Indonesia masih berada pada kondisi kelebihan pasokan listrik atau oversupply. Pemerintah akan mengatasi kelebihan pasokan listrik ini dengan cara menggenjot konsumsi listrik dengan mendorong penggunaan kendaraan listrik dan alat rumah tangga bertenaga listrik, seperti rice cooker.
Mengacu pada paparan PLN, sepanjang 2022, oversupply listrik mencapai sekitar 6 Gigawatt (GW). Hal ini disebabkan oleh adanya tambahan kapasitas sebesar 7 GW sedangkan peningkatan konsumsi hanya 1,2-1,3 GW.
“Kan ada EV (kendaraan listrik), ada yang dari konversi. Begitu kan banyak (opsi) untuk meningkatkan konsumsi listrik,” kata Direktur Jenderal Ketenagalistrikan Jisman P. Hutajulu setelah Rapat Dengar Pendapat (RDP) bersama Komisi VII DPR RI, pada Rabu (15/11).
Jisman menyebut usaha pemerintah ini dianggap cukup berhasil untuk meningkatkan konsumsi listrik. “Itu signifikan lho, ada hubungannya,” jelas Jisman.
Listrik yang tak terserap ini membebani keuangan PLN. Hal ini karena skema take or pay yang digunakan dalam kontrak jual beli listrik antara PLN dengan produsen listrik swasta atau independent power producer (IPP). Setiap kelebihan pasokan 1 GW PLN disebut akan membebani keuangan PLN senilai Rp 3 triliun.
Keadaan oversupply listrik ini mulai berlangsung sejak pandemi Covid-19. PLN menyebut permintaan listrik mulai menurun meskipun pada 2019 untuk Pulau Jawa dan Bali terdapat keseimbangan antara pasokan dan demand listrik.
Oversupply Bakal Teratasi Lebih Cepat
PLN merinci peningkatan kelebihan daya yang dimulai pada 2020 sebesar 39,9% lalu pada 2021 turun menjadi sebesar 37%. Namun, kelebihan pasokan listrik pada tahun 2022 naik lagi menjadi sebesar 56%.

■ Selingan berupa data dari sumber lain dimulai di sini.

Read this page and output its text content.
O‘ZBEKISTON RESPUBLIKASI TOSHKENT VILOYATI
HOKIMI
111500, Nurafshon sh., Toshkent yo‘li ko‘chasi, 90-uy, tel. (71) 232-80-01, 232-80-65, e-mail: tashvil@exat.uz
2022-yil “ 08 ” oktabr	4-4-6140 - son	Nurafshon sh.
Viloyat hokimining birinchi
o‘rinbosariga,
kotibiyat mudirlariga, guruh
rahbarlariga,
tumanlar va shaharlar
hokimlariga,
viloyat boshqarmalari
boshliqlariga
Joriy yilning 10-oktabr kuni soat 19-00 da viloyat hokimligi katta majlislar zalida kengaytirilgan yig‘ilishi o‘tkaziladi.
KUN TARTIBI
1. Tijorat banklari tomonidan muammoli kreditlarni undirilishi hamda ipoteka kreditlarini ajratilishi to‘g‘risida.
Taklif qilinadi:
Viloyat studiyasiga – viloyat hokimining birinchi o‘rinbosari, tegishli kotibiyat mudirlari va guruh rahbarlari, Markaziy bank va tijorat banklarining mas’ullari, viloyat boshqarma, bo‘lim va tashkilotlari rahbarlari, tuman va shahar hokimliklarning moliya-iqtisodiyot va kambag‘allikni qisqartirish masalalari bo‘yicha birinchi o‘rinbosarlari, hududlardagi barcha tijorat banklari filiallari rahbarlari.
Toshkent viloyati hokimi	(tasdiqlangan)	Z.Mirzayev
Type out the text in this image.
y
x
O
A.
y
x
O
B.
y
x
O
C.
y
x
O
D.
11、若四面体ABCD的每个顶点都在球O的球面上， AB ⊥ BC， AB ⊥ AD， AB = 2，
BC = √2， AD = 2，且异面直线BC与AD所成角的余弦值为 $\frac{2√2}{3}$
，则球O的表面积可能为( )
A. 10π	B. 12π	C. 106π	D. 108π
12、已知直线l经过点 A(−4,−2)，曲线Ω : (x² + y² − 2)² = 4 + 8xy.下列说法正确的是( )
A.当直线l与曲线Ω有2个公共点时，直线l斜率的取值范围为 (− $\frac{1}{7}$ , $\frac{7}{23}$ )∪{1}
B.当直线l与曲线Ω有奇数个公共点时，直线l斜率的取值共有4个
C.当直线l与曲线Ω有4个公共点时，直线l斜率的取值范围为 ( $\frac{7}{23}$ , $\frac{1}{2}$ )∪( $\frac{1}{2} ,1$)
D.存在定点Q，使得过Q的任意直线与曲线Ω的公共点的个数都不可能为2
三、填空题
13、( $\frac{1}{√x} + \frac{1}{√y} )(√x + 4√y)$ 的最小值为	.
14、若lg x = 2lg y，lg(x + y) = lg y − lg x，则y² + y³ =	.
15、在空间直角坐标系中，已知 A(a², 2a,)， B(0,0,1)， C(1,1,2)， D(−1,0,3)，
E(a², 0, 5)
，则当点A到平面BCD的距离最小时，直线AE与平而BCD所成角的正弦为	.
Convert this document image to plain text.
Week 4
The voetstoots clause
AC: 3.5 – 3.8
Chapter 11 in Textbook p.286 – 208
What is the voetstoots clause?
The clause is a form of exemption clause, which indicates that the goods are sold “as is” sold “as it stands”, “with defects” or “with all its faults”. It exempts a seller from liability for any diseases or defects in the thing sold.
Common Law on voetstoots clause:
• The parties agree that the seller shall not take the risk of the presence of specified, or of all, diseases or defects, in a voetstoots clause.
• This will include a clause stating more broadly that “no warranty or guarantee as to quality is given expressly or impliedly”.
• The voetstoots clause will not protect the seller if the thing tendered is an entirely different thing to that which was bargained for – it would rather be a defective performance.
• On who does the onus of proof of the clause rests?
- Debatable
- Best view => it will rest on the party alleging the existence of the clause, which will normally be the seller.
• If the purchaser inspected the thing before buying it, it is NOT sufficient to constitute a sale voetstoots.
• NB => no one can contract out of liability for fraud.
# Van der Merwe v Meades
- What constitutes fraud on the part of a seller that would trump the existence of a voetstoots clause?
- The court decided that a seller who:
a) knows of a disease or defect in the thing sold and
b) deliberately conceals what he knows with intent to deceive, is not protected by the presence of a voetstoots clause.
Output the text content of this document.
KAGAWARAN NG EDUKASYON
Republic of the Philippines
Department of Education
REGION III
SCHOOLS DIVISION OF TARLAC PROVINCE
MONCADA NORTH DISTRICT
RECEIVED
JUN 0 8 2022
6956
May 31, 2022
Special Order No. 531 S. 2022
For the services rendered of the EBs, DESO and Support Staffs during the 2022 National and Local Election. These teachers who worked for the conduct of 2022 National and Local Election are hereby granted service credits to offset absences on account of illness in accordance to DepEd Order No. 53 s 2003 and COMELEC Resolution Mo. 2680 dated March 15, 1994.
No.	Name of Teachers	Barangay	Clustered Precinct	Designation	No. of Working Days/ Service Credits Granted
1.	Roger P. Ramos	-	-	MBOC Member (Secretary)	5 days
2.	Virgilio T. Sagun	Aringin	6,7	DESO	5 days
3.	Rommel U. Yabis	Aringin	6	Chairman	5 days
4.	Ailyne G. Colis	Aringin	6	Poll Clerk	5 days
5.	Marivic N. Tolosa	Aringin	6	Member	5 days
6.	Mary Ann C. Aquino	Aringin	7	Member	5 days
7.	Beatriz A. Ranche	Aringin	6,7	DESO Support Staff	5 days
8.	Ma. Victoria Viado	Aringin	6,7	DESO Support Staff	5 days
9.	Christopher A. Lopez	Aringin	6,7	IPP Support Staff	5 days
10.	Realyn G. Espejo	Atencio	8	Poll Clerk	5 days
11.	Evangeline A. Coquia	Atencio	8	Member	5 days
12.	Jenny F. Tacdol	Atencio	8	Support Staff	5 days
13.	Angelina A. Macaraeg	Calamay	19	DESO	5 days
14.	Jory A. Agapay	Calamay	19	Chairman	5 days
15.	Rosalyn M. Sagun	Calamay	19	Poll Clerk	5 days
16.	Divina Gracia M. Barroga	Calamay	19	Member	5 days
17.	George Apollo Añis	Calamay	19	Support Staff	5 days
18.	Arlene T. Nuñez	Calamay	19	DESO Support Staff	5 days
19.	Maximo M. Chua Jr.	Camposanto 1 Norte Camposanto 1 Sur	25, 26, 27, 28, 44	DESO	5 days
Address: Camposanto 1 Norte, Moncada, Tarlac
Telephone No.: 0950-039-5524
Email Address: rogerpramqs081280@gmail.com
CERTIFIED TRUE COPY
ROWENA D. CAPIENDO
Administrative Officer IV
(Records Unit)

Melihat kondisi ini, pada awalnya PLN menyebut permasalahan oversupply dapat teratasi pada 2029. Namun, Direktur Utama PLN Darmawan Prasodjo menargetkan PLN dapat menyelesaikan permasalahan oversupply lebih cepat dari perkiraan sebelumnya dengan peningkatan konsumsi listrik.
“Kondisi oversupply sudah bisa diselesaikan pada 2025-2026, dari perkiraan awal baru bisa diselesaikan pada 2029-2030,” kata Darmawan dalam Rapat Dengar Pendapat bersama Komisi VII DPR RI, pada Rabu (15/11).
Darmawan optimistis masalah oversupply ini dapat diselesaikan lebih cepat karena adanya pertumbuhan permintaan listrik yang jauh lebih tinggi dibandingkan yang PLN perkirakan. “Ditambah lagi, kami juga sudah menjalankan negosiasi take or pay (pembangkit listrik),” kata dia.
Berkat percepatan penyelesaian masalah oversupply listrik ini, Darmawan mengatakan dapat mempermudah masuknya energi baru terbarukan (EBT) dalam skala besar di kelistrikan. “Kami sudah berhasil mensinkronkan kondisi oversupply dengan penambahan energi baru terbarukan ini,” ujarnya.